Peki komünistler Taksim'e nasıl çıktı?

1 Mayıs nedeniyle yoğun güvenlik önlemi alınarak giriş çıkışın imkansız hale getirildiği Taksim Meydanı'na Komünist Parti üyelerinin girmesi gün boyunca çok tartışıldı. Peki bu eylem nasıl yapıldı? Taksim'deki polis ablukasını delen KP'lilerle konuştuk.

Haber Merkezi

Medyada yer alan değerlendirmelerden biri eylemcilerin meydandaki otellerin birinden çıktığıydı. Eyleme katılanlara "otelde mi kaldınız?" sorusunu yönelttiğimizde şu yanıtı aldık: 

(Gülerek) Biz Genç Sivil miyiz ki o otelde geceleyip sabah eylem yapalım?! Medyanın otel vurgusu iki sebepten kaynaklanıyor: Birincisi, eylemimizin emekçi karakterine dair bir yanılsama yaratma gayreti. 1 Mayıs'ta sokağa çıkmayın diyen medyanın eylemi bu şekilde haberleştirmesi şaşırtıcı değil.
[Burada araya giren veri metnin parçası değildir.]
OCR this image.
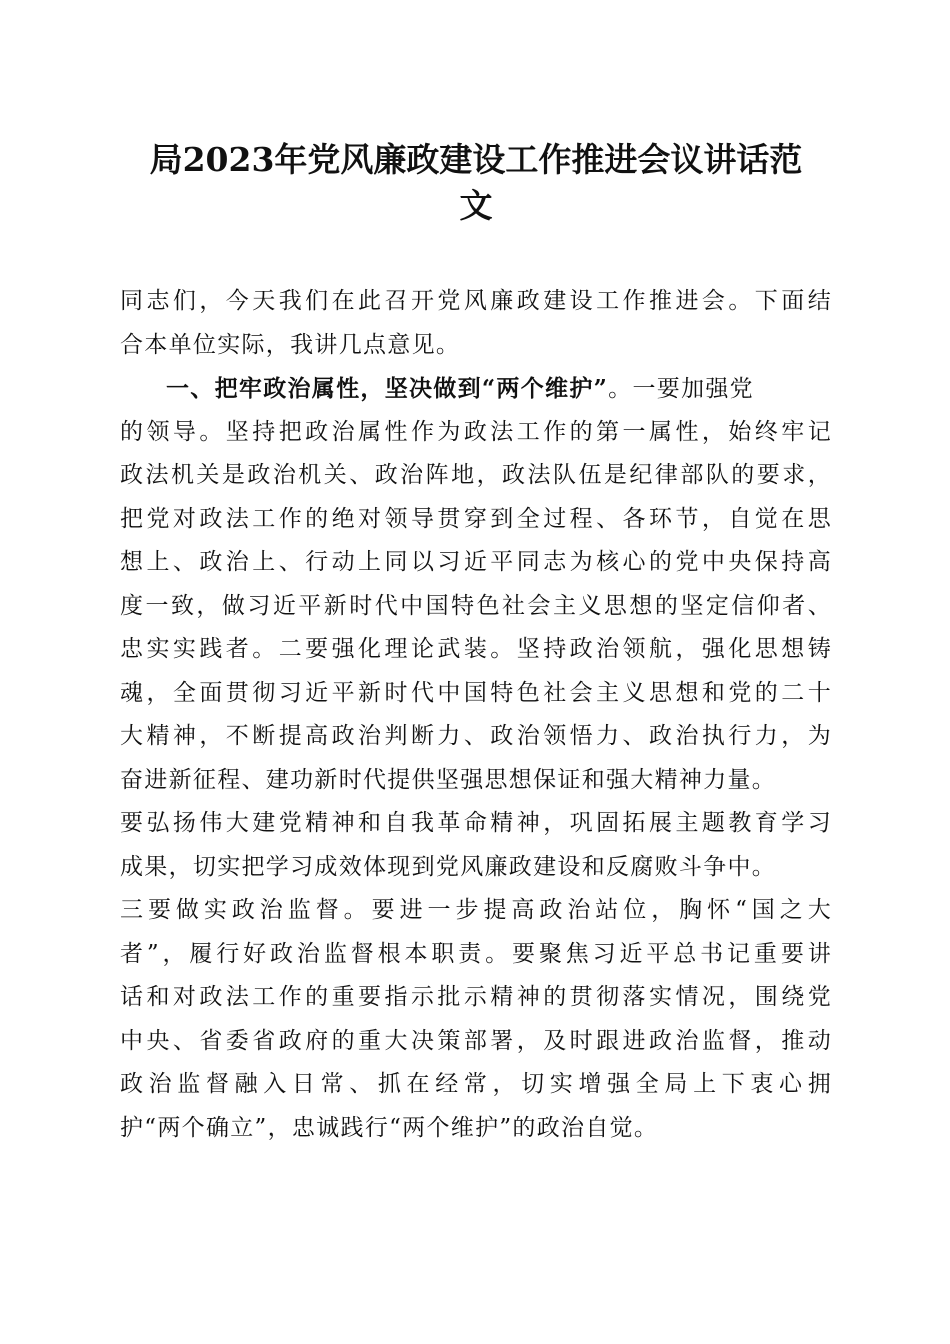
局2023年党风廉政建设工作推进会议讲话范
文
同志们，今天我们在此召开党风廉政建设工作推进会。下面结
合本单位实际，我讲几点意见。
一、把牢政治属性，坚决做到“两个维护”。一要加强党
的领导。坚持把政治属性作为政法工作的第一属性，始终牢记
政法机关是政治机关、政治阵地，政法队伍是纪律部队的要求，
把党对政法工作的绝对领导贯穿到全过程、各环节，自觉在思
想上、政治上、行动上同以习近平同志为核心的党中央保持高
度一致，做习近平新时代中国特色社会主义思想的坚定信仰者、
忠实实践者。二要强化理论武装。坚持政治领航，强化思想铸
魂，全面贯彻习近平新时代中国特色社会主义思想和党的二十
大精神，不断提高政治判断力、政治领悟力、政治执行力，为
奋进新征程、建功新时代提供坚强思想保证和强大精神力量。
要弘扬伟大建党精神和自我革命精神，巩固拓展主题教育学习
成果，切实把学习成效体现到党风廉政建设和反腐败斗争中。
三要做实政治监督。要进一步提高政治站位，胸怀“国之大
者”，履行好政治监督根本职责。要聚焦习近平总书记重要讲
话和对政法工作的重要指示批示精神的贯彻落实情况，围绕党
中央、省委省政府的重大决策部署，及时跟进政治监督，推动
政治监督融入日常、抓在经常，切实增强全局上下衷心拥
护“两个确立”，忠诚践行“两个维护”的政治自觉。
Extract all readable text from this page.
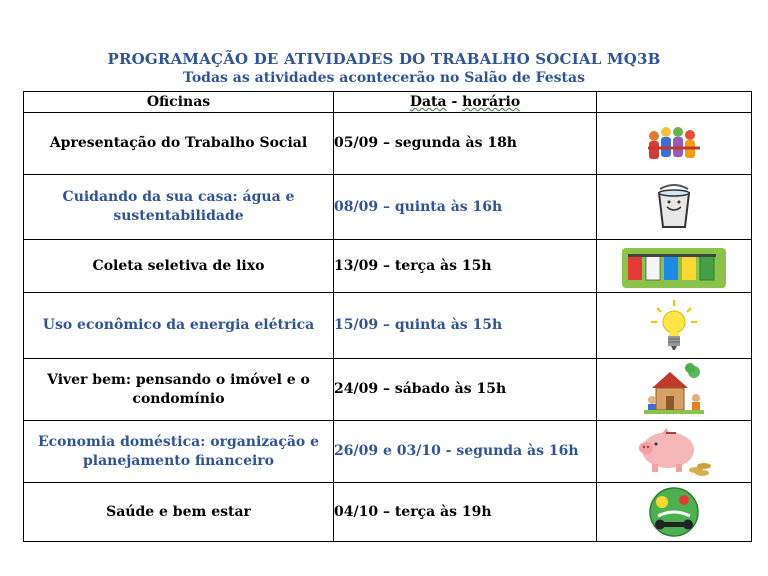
PROGRAMAÇÃO DE ATIVIDADES DO TRABALHO SOCIAL MQ3B
Todas as atividades acontecerão no Salão de Festas
Oficinas	Data - horário	
Apresentação do Trabalho Social	05/09 – segunda às 18h	
Cuidando da sua casa: água e sustentabilidade	08/09 – quinta às 16h	
Coleta seletiva de lixo	13/09 – terça às 15h	
Uso econômico da energia elétrica	15/09 – quinta às 15h	
Viver bem: pensando o imóvel e o condomínio	24/09 – sábado às 15h	
Economia doméstica: organização e planejamento financeiro	26/09 e 03/10 - segunda às 16h	
Saúde e bem estar	04/10 – terça às 19h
Diğer kısmı ise, medyanın hazırcılığı ve bizim kadar yaratıcı olamaması. İlk akıllarına geleni yazıyorlar.

İşin aslını ve oldukça detaylı planı ise şu şekilde anlatıyorlar: 

Taksim konusunda AKP'nin yine emekçilerle inatlaşacağı belli olduktan sonra bir "B planı" ihtiyacımız olacağını düşünerek bir dizi plan yaptık. Bu planlar arasında Taksim'de oldukça kısa süreliğine bir daire tutulması da vardı. Uzun süre uygun bir yer aradık ve nihayet bugün pankart da astığımız işhanındaki ofisi tuttuk. Binanın kaldığımız bölgesindeki camlarını içeriyi göstermeyecek şekilde yeniden düzenledik. Bütün bunları yaparken Fethullahçıların tasfiyesine güvenmedik ve olabildiğince telefon kullanmadık (Gülüyorlar). Bir gün önceden saat 14:00 gibi eyleme katılan yoldaşlarımız binaya girmeye başladı. Toplamda 80 kişi civarındaydık. 50-60 metrekarelik bir alanda bir tam gün geçirdik. Bizim açımızdan da gayet iyi oldu. Yoldaşlarımızla yakın ve yoğun bir mesai geçirmiş olduk. Şaka bir yana. Fiziki olarak zorlu bir deneyimdi. Alan çok dar olduğu için ve pencereleri açamadığımızdan havasızlık en büyük sorunumuz oldu. Hatta kimi arkadaşlarımız bayıldı ancak kimse eylemden vazgeçmedi. Uygun anda son düzenlemeler yapılarak dışarı çıkıldı.

Sonrasını zaten siz de gördünüz. Kararlılığımız karşısında barikatlar birer birer yıkıldı. Bir yandan barikatları aşıyor bir yandan da polislerin tuttuğu yoldaşlarımızı ellerinden alıyorduk. Polisin saldırganlık düzeyi öngörülebilecek düzeyde değildi. Sonunda anıta vardık. 

Bu eylemin kazanımının ne olduğunu sorduğumuzda verilen yanıt ise şuydu:  

Solcuları, emekçileri istediği zaman dövebileceğini, keyfince kentteki hayatı kilitleyebileceğini düşünen AKP'ye, polisine ve diktatöre net bir yanıt vermiş olduk. 34 yoldaşımız gözaltına alındı ancak diktatörün ve AKP'nin karizması sıfırlandı. Tabii bu oldukça sembolik bir eylem. Mücadele ise uzun soluklu. Bunu biliyoruz. Bu nedenle bizim gibi  Türkiye'nin her yerinde diktatöre karşı sokağa çıkan emekçilere teşekkür ediyor, hepsinin 1 Mayıslarını yeniden kutluyoruz.  

Eylemcilere eylem sonrasında ne yaptıklarını da sorduk. Aldığımız yanıt oldukça ilginçti: "Eylemin ardından biraz dinlendikten sonra soL gazetesi satışına çıktık."